Anhand eines kurzen historischen Abrisses über die Ursprünge und spätere Entwicklung des Föderalismus in den USA und der BRD soll ein Einblick in die so unterschiedliche Ausgestaltung des bündischen Prinzips der beiden Staaten gewährt werden. Denn „Föderalismus besitzt zu jeder Zeit für jedes politische System eine historische Individualität, die in den Verfassungen von Bund und Gliedstaaten ihren Niederschlag findet.“1
Die Frage nach der Möglichkeit zur Einflussnahme der Gliedstaaten über ihre föderativen Verfassungsorgane Senat und Bundesrat auf die Bundespolitik steht in dieser Untersuchung im Vordergrund und wird einerseits angesichts der verfassungsrechtlichen Rahmenbedingungen und andererseits anhand der differenten Wahlmodalitäten beleuchtet.
2. Föderalismus
Abgeleitet vom lateinischen Wort „foedus“ = Bündnis, Vertrag bringt der Begriff Föderalismus das bündische Prinzip als Struktur- und Organisationsmaxime zum Ausdruck, das beide in dieser Arbeit zu vergleichenden Staaten schon in ihrem „Namen“ demonstrieren: United States of America und Bundesrepublik Deutschland.2
Sowohl das amerikanische als auch das deutsche politische System basieren auf einer jahrhundertealten föderativen Tradition, die ursprünglich als Staatenbündnisse, einer im Vergleich zum Bundesstaat politisch lockereren Erscheinungsform des Föderalismus, konzipiert waren, letztendlich aus unterschiedlichen Gründen daran scheiterten und in der Gründung von Bundesstaaten das „Heilmittel“ fanden.
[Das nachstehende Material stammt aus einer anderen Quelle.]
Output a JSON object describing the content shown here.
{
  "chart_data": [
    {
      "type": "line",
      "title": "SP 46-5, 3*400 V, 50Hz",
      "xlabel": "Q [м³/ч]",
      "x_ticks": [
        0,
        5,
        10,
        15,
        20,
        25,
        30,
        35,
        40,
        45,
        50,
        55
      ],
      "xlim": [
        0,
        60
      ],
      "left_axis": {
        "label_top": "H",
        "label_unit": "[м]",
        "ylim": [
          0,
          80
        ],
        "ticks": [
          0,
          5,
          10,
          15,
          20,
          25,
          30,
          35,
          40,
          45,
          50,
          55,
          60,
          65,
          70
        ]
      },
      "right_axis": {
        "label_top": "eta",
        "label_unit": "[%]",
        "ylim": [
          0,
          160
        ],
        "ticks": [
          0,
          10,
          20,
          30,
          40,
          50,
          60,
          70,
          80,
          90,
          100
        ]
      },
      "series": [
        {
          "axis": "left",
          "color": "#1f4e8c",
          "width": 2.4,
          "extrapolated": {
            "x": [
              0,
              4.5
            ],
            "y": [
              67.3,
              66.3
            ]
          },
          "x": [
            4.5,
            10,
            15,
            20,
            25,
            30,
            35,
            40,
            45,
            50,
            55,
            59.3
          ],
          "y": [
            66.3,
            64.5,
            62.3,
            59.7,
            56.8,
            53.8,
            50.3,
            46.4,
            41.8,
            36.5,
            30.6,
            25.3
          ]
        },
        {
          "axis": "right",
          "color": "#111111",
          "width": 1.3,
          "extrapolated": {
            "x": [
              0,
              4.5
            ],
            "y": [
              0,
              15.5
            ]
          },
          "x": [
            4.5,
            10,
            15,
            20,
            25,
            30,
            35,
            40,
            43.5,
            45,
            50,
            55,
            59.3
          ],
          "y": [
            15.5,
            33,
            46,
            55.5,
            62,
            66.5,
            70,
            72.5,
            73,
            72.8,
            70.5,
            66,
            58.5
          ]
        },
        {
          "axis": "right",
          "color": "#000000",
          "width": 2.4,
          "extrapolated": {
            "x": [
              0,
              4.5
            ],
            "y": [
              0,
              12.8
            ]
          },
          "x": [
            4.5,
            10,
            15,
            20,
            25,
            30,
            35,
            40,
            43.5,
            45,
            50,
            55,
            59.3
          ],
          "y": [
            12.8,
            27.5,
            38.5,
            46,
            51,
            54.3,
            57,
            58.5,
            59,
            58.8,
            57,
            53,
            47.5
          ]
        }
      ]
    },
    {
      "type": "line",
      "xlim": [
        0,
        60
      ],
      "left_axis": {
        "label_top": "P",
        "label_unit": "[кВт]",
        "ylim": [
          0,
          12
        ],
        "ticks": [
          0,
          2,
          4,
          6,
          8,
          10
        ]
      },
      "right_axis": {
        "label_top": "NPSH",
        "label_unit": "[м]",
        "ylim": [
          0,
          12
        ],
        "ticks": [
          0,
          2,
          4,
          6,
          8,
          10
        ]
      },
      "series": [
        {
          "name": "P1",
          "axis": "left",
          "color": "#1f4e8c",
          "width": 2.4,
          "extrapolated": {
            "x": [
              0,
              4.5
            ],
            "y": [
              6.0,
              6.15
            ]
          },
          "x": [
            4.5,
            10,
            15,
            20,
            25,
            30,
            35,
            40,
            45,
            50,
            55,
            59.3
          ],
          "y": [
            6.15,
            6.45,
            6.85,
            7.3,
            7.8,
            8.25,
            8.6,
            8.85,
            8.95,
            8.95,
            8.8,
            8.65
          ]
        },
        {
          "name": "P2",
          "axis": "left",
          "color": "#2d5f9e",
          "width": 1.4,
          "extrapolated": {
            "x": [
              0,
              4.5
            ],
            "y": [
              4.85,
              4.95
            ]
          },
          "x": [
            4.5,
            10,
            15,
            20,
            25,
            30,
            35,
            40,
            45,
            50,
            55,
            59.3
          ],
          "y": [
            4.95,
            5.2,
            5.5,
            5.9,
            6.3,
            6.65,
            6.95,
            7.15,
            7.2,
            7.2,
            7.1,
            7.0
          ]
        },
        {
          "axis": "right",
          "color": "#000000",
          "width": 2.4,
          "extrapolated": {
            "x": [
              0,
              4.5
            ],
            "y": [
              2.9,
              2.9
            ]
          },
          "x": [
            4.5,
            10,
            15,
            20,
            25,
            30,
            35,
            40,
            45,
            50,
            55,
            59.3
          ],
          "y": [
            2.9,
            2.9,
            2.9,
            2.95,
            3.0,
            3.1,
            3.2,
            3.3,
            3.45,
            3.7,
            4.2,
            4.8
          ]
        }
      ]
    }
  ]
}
Der Staatenbund ist ein völkerrechtlich - vor allem außen- und sicherheitspolitisch - begründeter Zusammenschluß souveräner Staaten (auch: Konföderation), die bei einer Vereinigung ihre volle innere und äußere Souveränität behalten.3
Das Bundesstaatsprinzip, nach dem sich mehrere selbständige und mit eigenständigen Kompetenzen ausgestattete Gliedstaaten zu einem übergeordneten Gesamtstaat zusammenschließen4, stellt in beiden Verfassungen ein unabänderliches Grundprinzip dar und erhält damit eine herausragende Stellung.
Entsprechend Art. IV Abs. 3 der Verfassung der Vereinigten Staaten von Amerika ist die Vereinigung oder das Teilen von Bundesstaaten nur mit Zustimmung der staatlichen Parlamente und des Kongresses möglich, die dadurch vor einem Eingriff der bundesstaatlichen Ebene geschützt sind.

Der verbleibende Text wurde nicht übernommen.